WASHINGTON (Reuters) - U.S. President Barack Obama said on Tuesday that Russian President Vladimir Putin’s intervention in Ukraine is not a sign of Russian strength but rather a reflection of the deep concern Russia’s neighbors have about Moscow’s meddling.
In remarks to reporters, Obama ridiculed Putin’s justification for any Russian military action in the Crimea region of southern Ukraine.
Putin has denied that Russian armed forces were directly engaged in the bloodless seizure of Crimea but said he has the right to send in military forces to protect Russian nationals. Obama has called Moscow’s moves a violation of international law.
“President Putin seems to have a different set of lawyers making a different set of interpretations,” Obama said. “But I don’t think that’s fooling anybody.”
Obama said he held a meeting of the National Security Council on Tuesday morning, his second such session in two days about Ukraine.
Obama, who has drawn fire from Republicans for his handling of Ukraine, rejected suggestions that the Russian move was a clear strategic step.
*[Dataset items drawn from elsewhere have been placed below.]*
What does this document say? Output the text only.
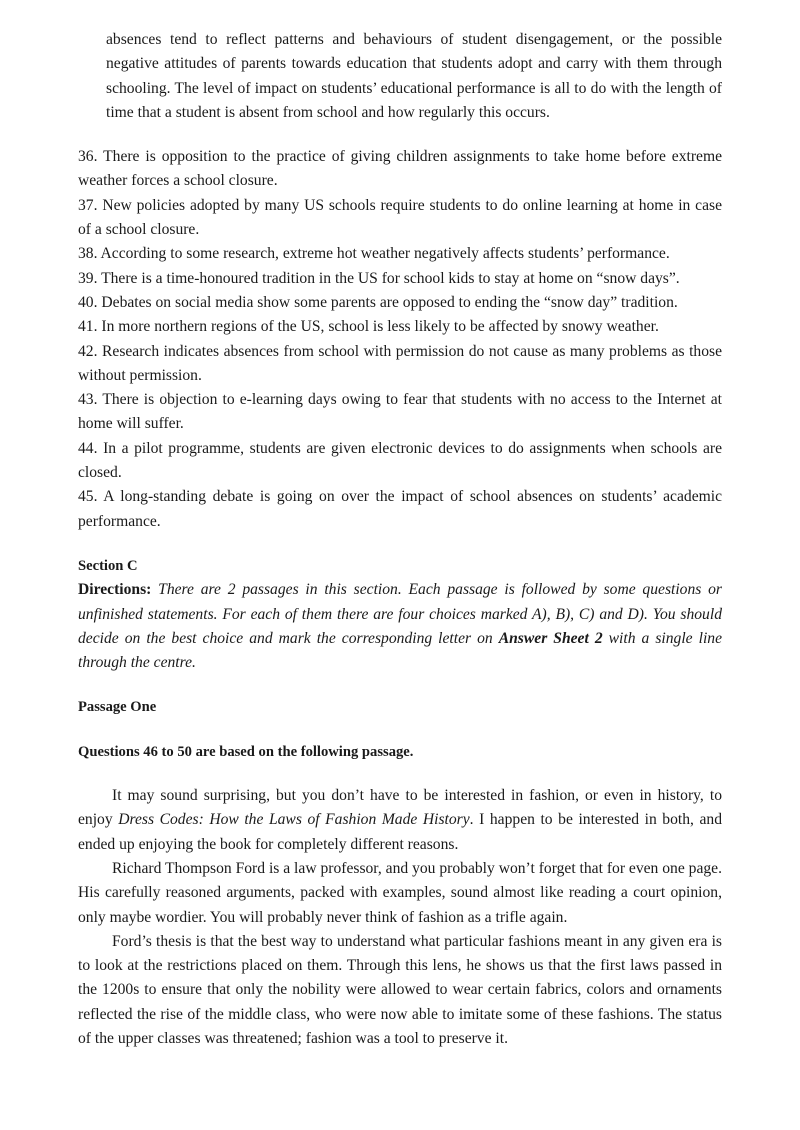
absences tend to reflect patterns and behaviours of student disengagement, or the possible negative attitudes of parents towards education that students adopt and carry with them through schooling. The level of impact on students’ educational performance is all to do with the length of time that a student is absent from school and how regularly this occurs.

36. There is opposition to the practice of giving children assignments to take home before extreme weather forces a school closure.

37. New policies adopted by many US schools require students to do online learning at home in case of a school closure.

38. According to some research, extreme hot weather negatively affects students’ performance.

39. There is a time-honoured tradition in the US for school kids to stay at home on “snow days”.

40. Debates on social media show some parents are opposed to ending the “snow day” tradition.

41. In more northern regions of the US, school is less likely to be affected by snowy weather.

42. Research indicates absences from school with permission do not cause as many problems as those without permission.

43. There is objection to e-learning days owing to fear that students with no access to the Internet at home will suffer.

44. In a pilot programme, students are given electronic devices to do assignments when schools are closed.

45. A long-standing debate is going on over the impact of school absences on students’ academic performance.

Section C

Directions: There are 2 passages in this section. Each passage is followed by some questions or unfinished statements. For each of them there are four choices marked A), B), C) and D). You should decide on the best choice and mark the corresponding letter on Answer Sheet 2 with a single line through the centre.

Passage One

Questions 46 to 50 are based on the following passage.

It may sound surprising, but you don’t have to be interested in fashion, or even in history, to enjoy Dress Codes: How the Laws of Fashion Made History. I happen to be interested in both, and ended up enjoying the book for completely different reasons.

Richard Thompson Ford is a law professor, and you probably won’t forget that for even one page. His carefully reasoned arguments, packed with examples, sound almost like reading a court opinion, only maybe wordier. You will probably never think of fashion as a trifle again.

Ford’s thesis is that the best way to understand what particular fashions meant in any given era is to look at the restrictions placed on them. Through this lens, he shows us that the first laws passed in the 1200s to ensure that only the nobility were allowed to wear certain fabrics, colors and ornaments reflected the rise of the middle class, who were now able to imitate some of these fashions. The status of the upper classes was threatened; fashion was a tool to preserve it.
“I actually think that this has not been a sign of strength but rather a reflection that countries near Russia have deep concerns and suspicions about this kind of meddling and if anything will push some countries further away from Russia,” he said.
Obama said a U.S. aid package is aimed in part at making sure Ukraine has elections and that legitimate elections should show the country is able to govern itself.
He urged Congress to back the aid package.